Oggi Berlusconi è a Roma per inaugurare la nuova sede. Parte la resa dei conti tra falchi e colombe, con l'ombra dei "congiurati" siciliani
di Giulio Bucchi domenica 22 settembre 2013

2' di lettura

Oggi pomeriggio Silvio Berlusconi sarà a Roma per inaugurare la nuova sede di Forza Italia, a San Lorenzo in Lucina. Occasione buona per recuperare un po' di entusiasmo, tra le tensioni e le amarezze di questi giorni, e per fare il punto sul partito che sarà. Addio Pdl, dunque, ma i protagonisti saranno gli stessi. Anche se, come ovvio, in queste settimane c'è chi sta sgomitando per accaparrarsi posizioni privilegiate e chi, al contrario, lotta per mantenere ruoli, cariche, prestigio. "Alla fine Silvio accontenterà tutti", è l'opinione più diffusa tra gli azzurri. Ma di sicuro di conti da regolare ce ne sono.  Forza Italia, chi sale e chi scende - Secondo Francesco Cramer del Giornale le gerarchie del partito potrebbero venire cannibalizzate dai falchi, con gli uomini del coordinatore del Pdl Denis Verdini in testa: si parla di Luca D'Alessandro, l'ex scajoliano Ignazio Abrignani, Gregorio Fontana, naturalmente Daniela Santanchè. E il portavoce Daniele Capezzone, apprezzato da Berlusconi che non a caso si sarebbe affidato (anche) a lui per l'attesissimo videomessaggio di ieri, mercoledì 18 settembre.

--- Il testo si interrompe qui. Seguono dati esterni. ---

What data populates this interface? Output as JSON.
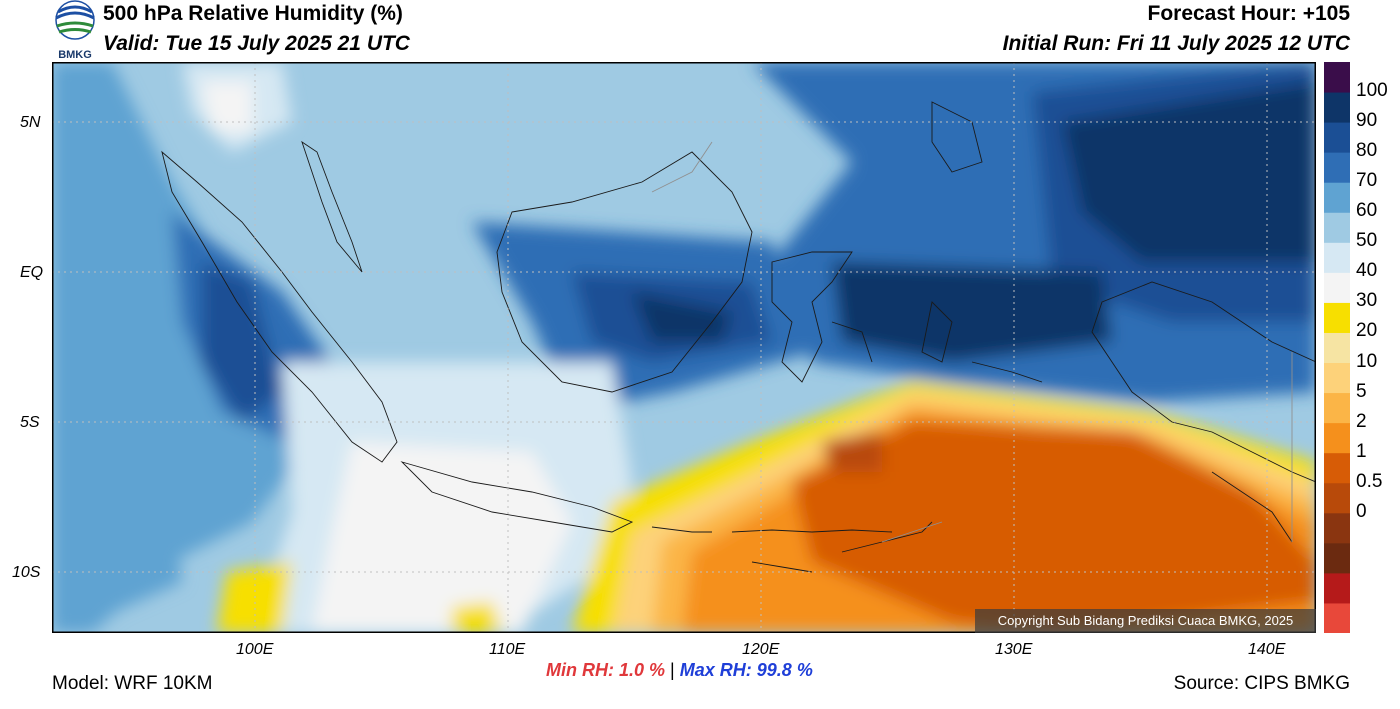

Più in generale, a vincere sarebbe l'asse Verdini-Santanchè-Miccichè-Prestigiacomo, con questi ultimi due protagonisti del braccio di ferro con la frangia sicula del Pdl. Quella, per intenderci, capitanata da Angelino Alfano, Renato Schifani e, tra gli ultimi a salire alla ribalta (suo malgrado), Giuseppe Castiglione. Il sottosegretario alle Politiche agricole è stato quello che, un po' ingenuamente, aveva parlato di possibili "traditori" di Berlusconi, disposti a voltargli le spalle al momento del voto sulla decadenza. Tra questi, tutti siciliani, ci sarebbero stati Mario Torrisi, Vincenzo Gibiino, Pippo Pagano, vicini allo stesso Castiglione. E poi ancora Francesco Scoma, Bruno Mancuso, Marcello Gualdani, anche loro eletti in Sicilia e considerati "colombe" al pari di Alfano, Quagliariello e gli altri "ministeriali" e "governisti" del Pdl.